Haley was flanked by South Carolina pols, including both senators, Republicans Jim DeMint -- who called the NLRB's actions "thuggery" -- and Lindsey Graham, as well as Paul and Sen. Lamar Alexander (R-TN), among others. Conservative critics of the decision have argued that it will have far-reaching implications beyond South Carolina as it would set a precedent that companies that open up shop in "right to work" states may be vulnerable to lawsuits.
"For the President not to weigh in on this and not to say that this is going to be harmful is a problem," Haley said at the event. "This is an unbelievable attack on not just 'right to work' states, but every state that is attempting to put their people to work."

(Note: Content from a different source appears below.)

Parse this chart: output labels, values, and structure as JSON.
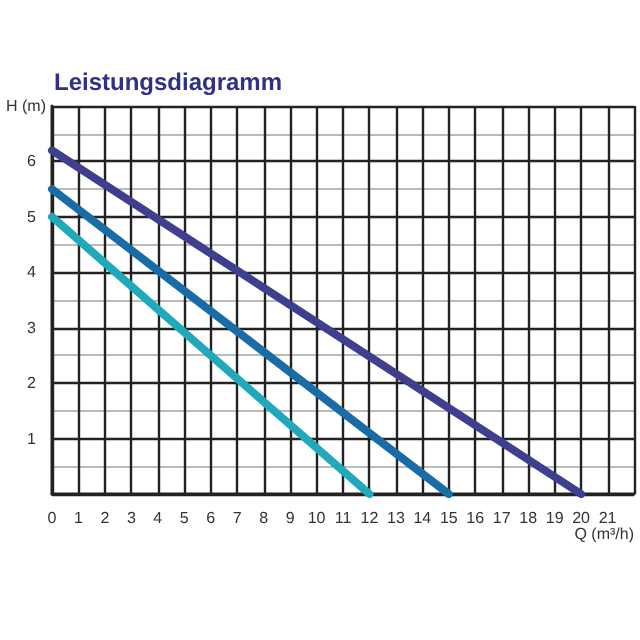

Haley's endorsement is arguably the most sought after in the 2012 Republican primaries, and she recently told NRO that the issue will be a test for all candidates. Her national star power and outsized role in the nomination process all but ensure that the issue will generate increasing attention nationally for the Republican Party. Already a group of GOP senators are threatening to block the appointment of new labor officials by the White House over the NLRB case.
Scott Walker and Chris Christie may get the bulk of national attention for their fights with labor, but Haley has deployed at least as harsh rhetoric in her own union battles.
"There's no secret I don't like the unions," Haley told the Associated Press shortly after taking office.